De Griffier van de Tweede Kamer der Staten-Generaal,

J. E. Biesheuvel-Vermeijden

Extra conferentie van Voorzitters van de parlementen van de EU op 11 en 12 december 2009 te Stockholm

De extra conferentie vond plaats in Stockholm, op uitnodiging van de heer Per Westerberg, voorzitter van het Zweedse parlement, die het roulerend voorzitterschap vervult van de Voorzittersconferentie. Zij stond in het teken van het Verdrag van Lissabon en de invulling door de nationale parlementen van hun versterkte rol bij de EU-besluitvorming. Ook de samenwerking, onderling en met het Europees Parlement, stond op de agenda. Vertegenwoordigd waren vrijwel alle (kamers van de) nationale parlementen van de lidstaten en kandidaat-lidstaten, veelal op voorzittersniveau, alsmede het Europees Parlement.

Na de opening door de heer Westerberg sprak de heer Jerzy Buzek, voorzitter van het Europees Parlement, de vergadering toe. Hij onderstreepte dat de EU de nationale parlementen nodig heeft omdat zij dichter bij de burgers staan. Nationale parlementen kunnen daardoor bijdragen aan de legitimiteit van de EU. Subsidiariteit is daarbij zeer belangrijk omdat het leeft bij de burger. De heer Buzek bepleitte om de samenwerking tussen EP en nationale parlementen uit te breiden naar de vakcommissies, door middel van permanente netwerken. Ook suggereerde hij betrokkenheid van het EP bij de implementatie van wetgeving in de lidstaten.

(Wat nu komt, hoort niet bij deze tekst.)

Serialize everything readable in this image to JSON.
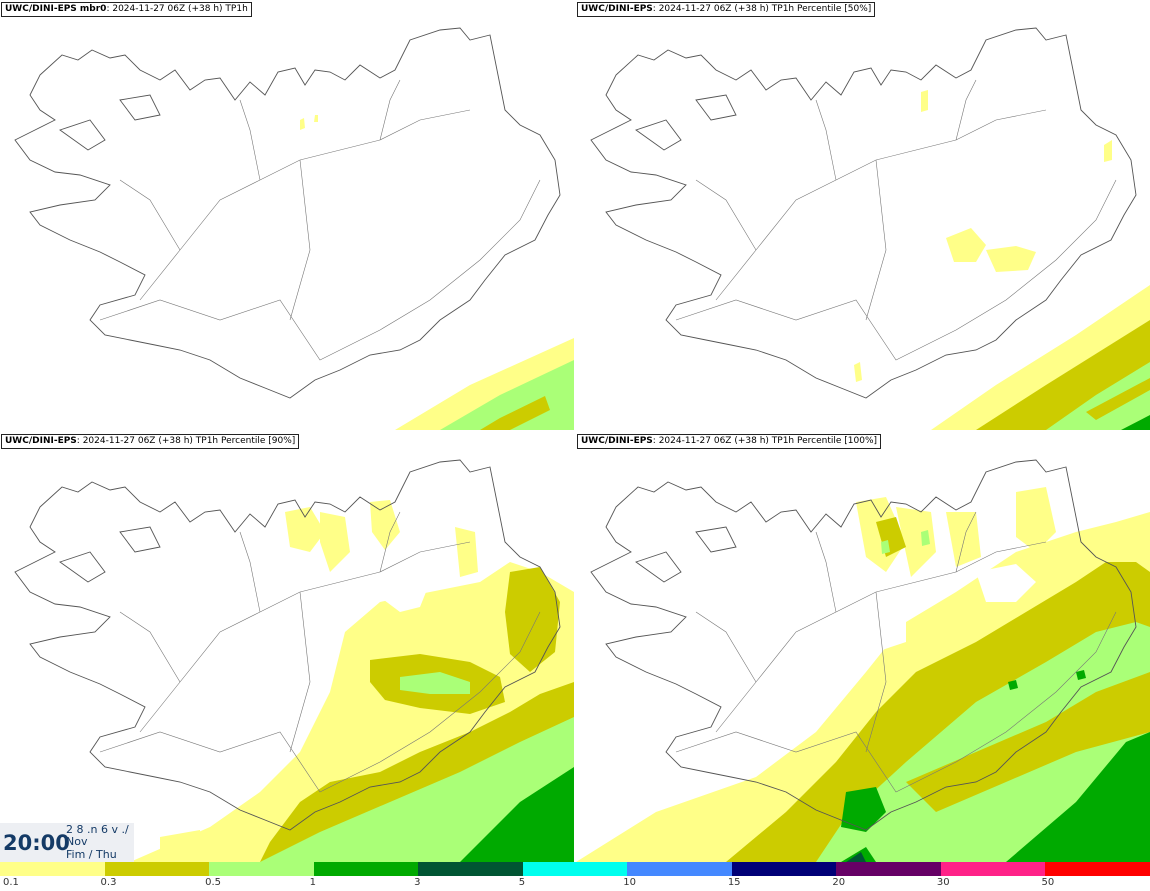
{
  "panels": [
    {
      "source": "UWC/DINI-EPS mbr0",
      "info": ": 2024-11-27 06Z (+38 h) TP1h"
    },
    {
      "source": "UWC/DINI-EPS",
      "info": ": 2024-11-27 06Z (+38 h) TP1h Percentile [50%]"
    },
    {
      "source": "UWC/DINI-EPS",
      "info": ": 2024-11-27 06Z (+38 h) TP1h Percentile [90%]"
    },
    {
      "source": "UWC/DINI-EPS",
      "info": ": 2024-11-27 06Z (+38 h) TP1h Percentile [100%]"
    }
  ],
  "time": {
    "main": "20:00",
    "line1": "2 8 .n 6 v ./",
    "line2": "Nov",
    "line3": "Fim / Thu"
  },
  "legend": {
    "labels": [
      "0.1",
      "0.3",
      "0.5",
      "1",
      "3",
      "5",
      "10",
      "15",
      "20",
      "30",
      "50"
    ],
    "colors": [
      "#ffff88",
      "#cccc00",
      "#aaff77",
      "#00aa00",
      "#005533",
      "#00ffee",
      "#4488ff",
      "#000077",
      "#660066",
      "#ff2288",
      "#ff0000"
    ]
  },
  "colors": {
    "light_yellow": "#ffff88",
    "olive": "#cccc00",
    "light_green": "#aaff77",
    "green": "#00aa00",
    "coast": "#555555"
  }
}
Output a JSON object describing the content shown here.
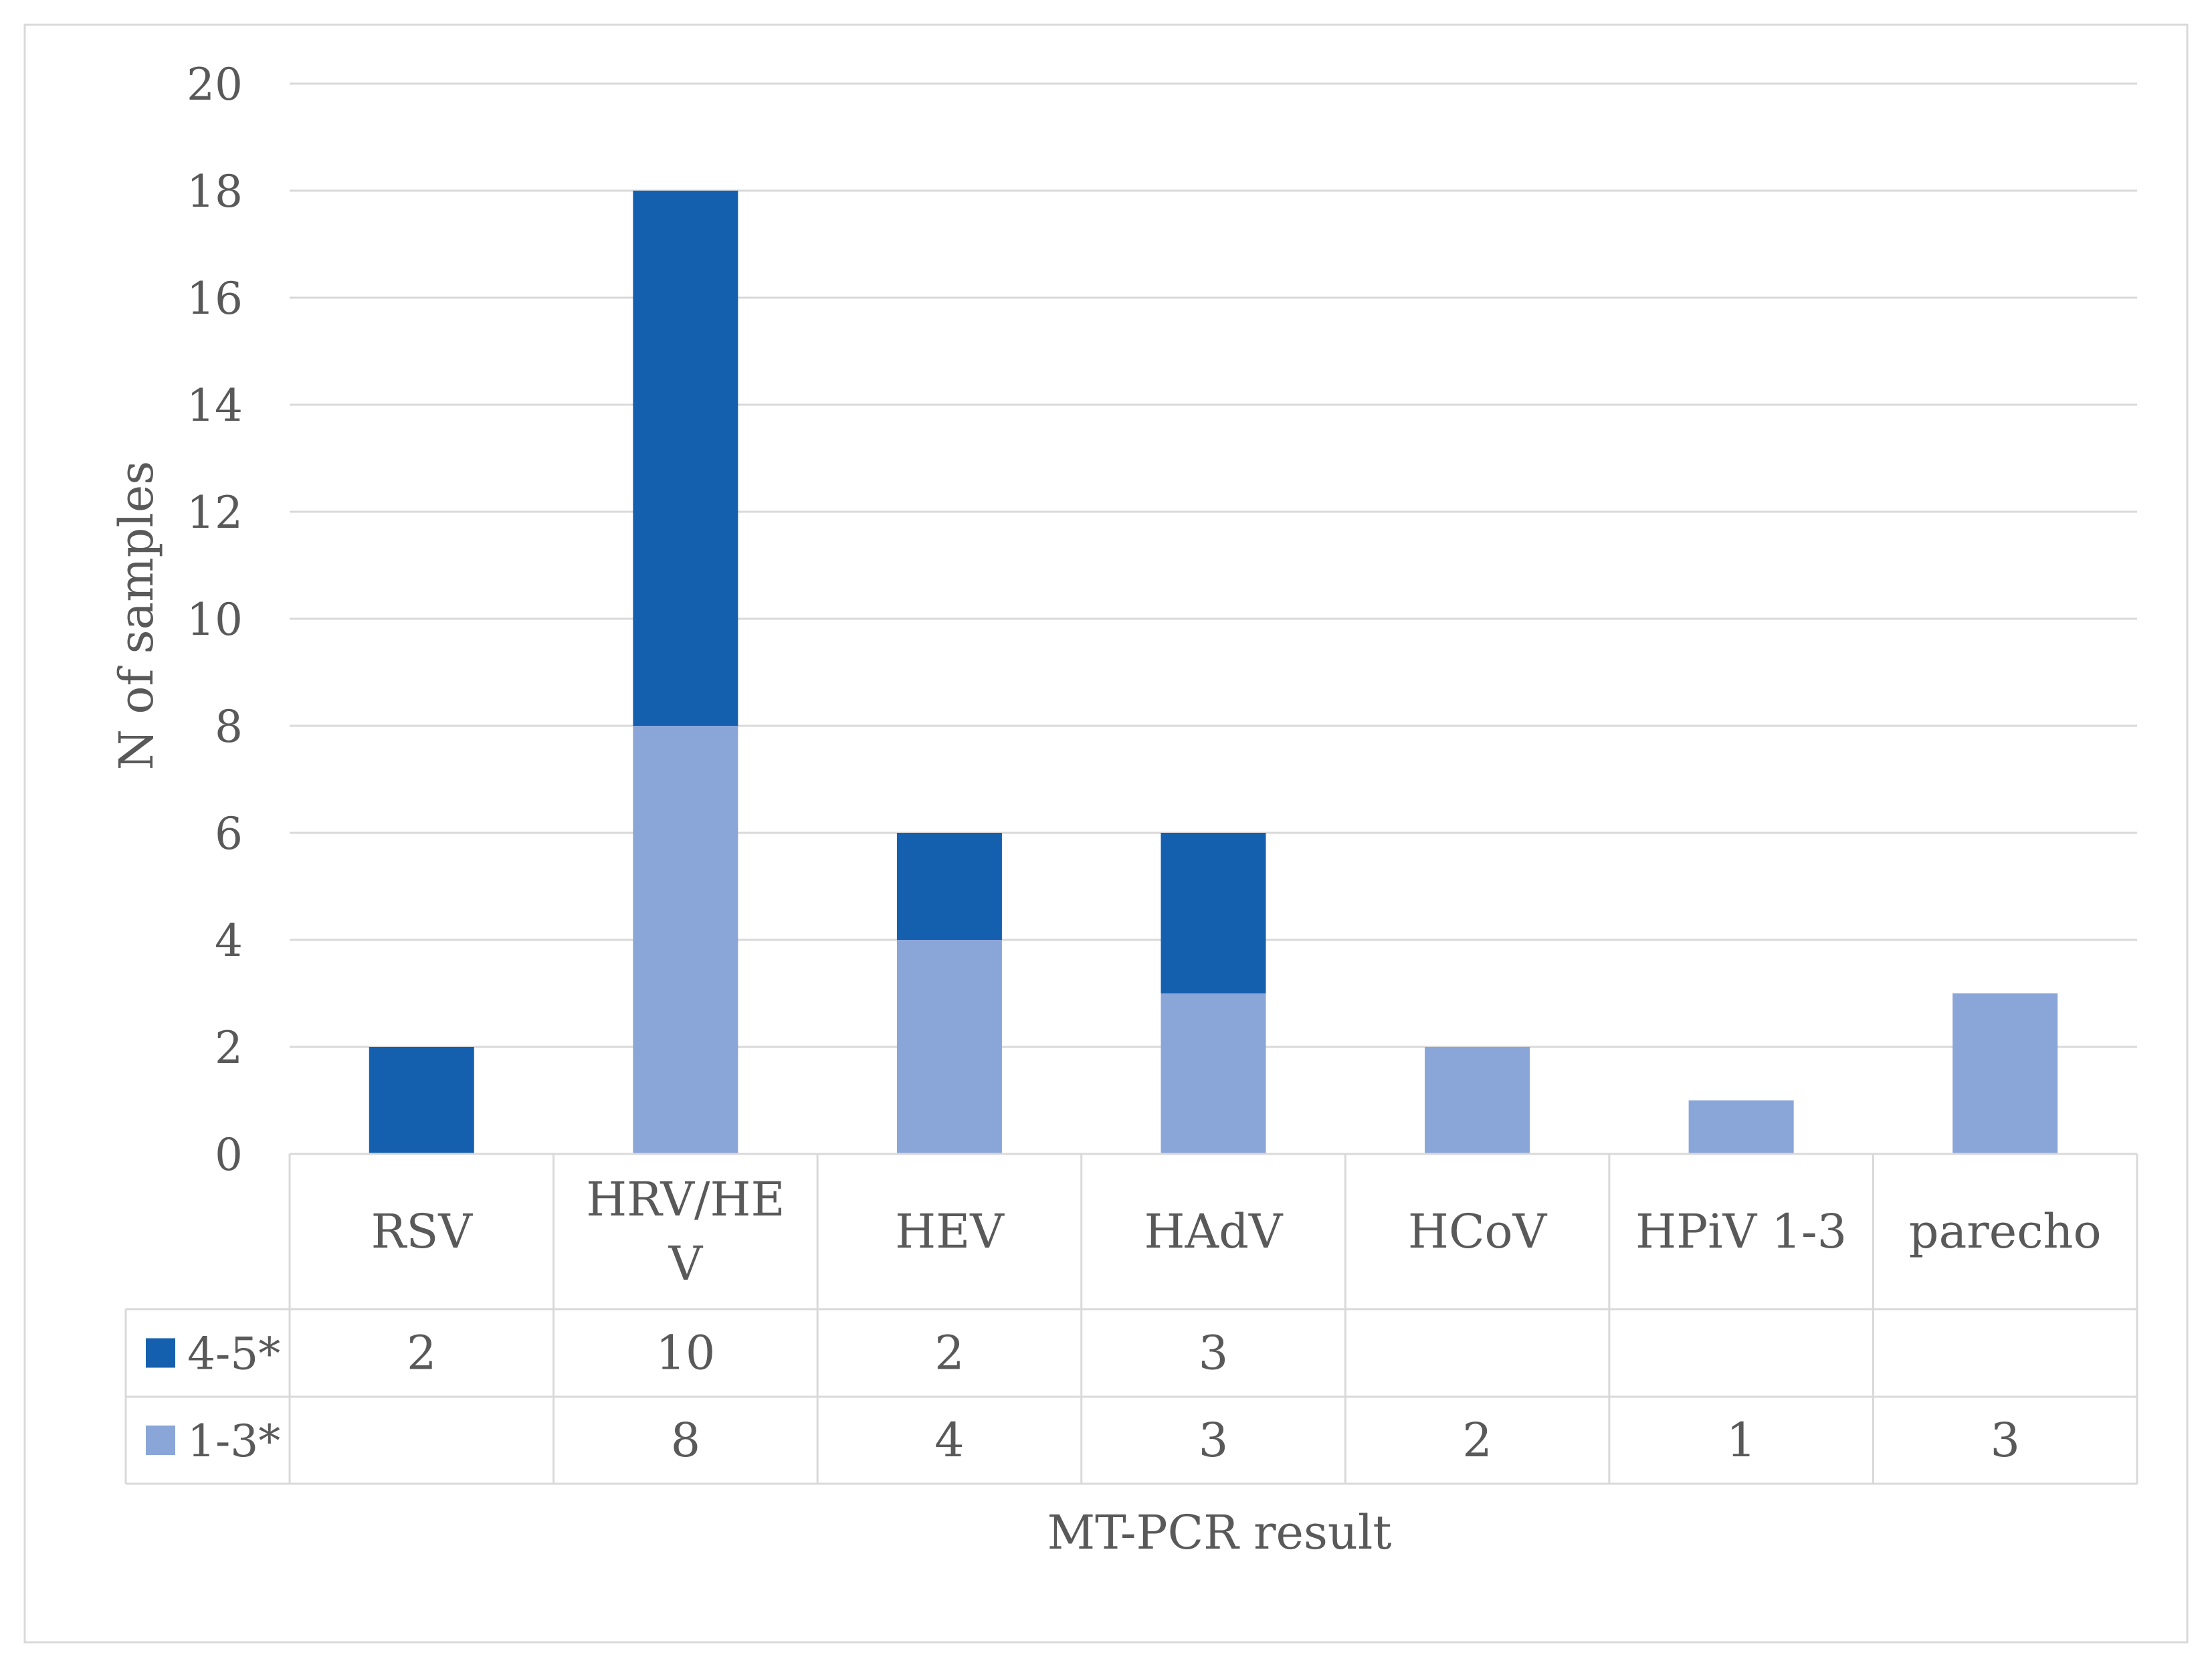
{
  "chart_data": {
    "type": "bar",
    "stacked": true,
    "title": "",
    "xlabel": "MT-PCR result",
    "ylabel": "N of samples",
    "ylim": [
      0,
      20
    ],
    "ytick_step": 2,
    "yticks": [
      "0",
      "2",
      "4",
      "6",
      "8",
      "10",
      "12",
      "14",
      "16",
      "18",
      "20"
    ],
    "categories": [
      "RSV",
      "HRV/HEV",
      "HEV",
      "HAdV",
      "HCoV",
      "HPiV 1-3",
      "parecho"
    ],
    "category_display": [
      [
        "RSV"
      ],
      [
        "HRV/HE",
        "V"
      ],
      [
        "HEV"
      ],
      [
        "HAdV"
      ],
      [
        "HCoV"
      ],
      [
        "HPiV 1-3"
      ],
      [
        "parecho"
      ]
    ],
    "series": [
      {
        "name": "1-3*",
        "color": "#8aa5d8",
        "values": [
          null,
          8,
          4,
          3,
          2,
          1,
          3
        ]
      },
      {
        "name": "4-5*",
        "color": "#1560ae",
        "values": [
          2,
          10,
          2,
          3,
          null,
          null,
          null
        ]
      }
    ],
    "data_table": {
      "row_order": [
        "4-5*",
        "1-3*"
      ]
    },
    "grid": true,
    "legend": "data-table-left"
  }
}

De heer Bernard Accoyer, voorzitter van de Franse Assemblée, vond dat de samenwerking tussen nationale parlementen sneller tot stand moet komen om de geldende 8 wekentermijn voor subsidiariteitstoetsen te halen. IPEX en de parlementaire vertegenwoordigers in Brussel moeten daarom beter gebruikt worden. De Voorzittersconferentie moest naar zijn mening de agenda van interparlementaire bijeenkomsten gaan coördineren, samen met de trio’s van EU-voorzitters.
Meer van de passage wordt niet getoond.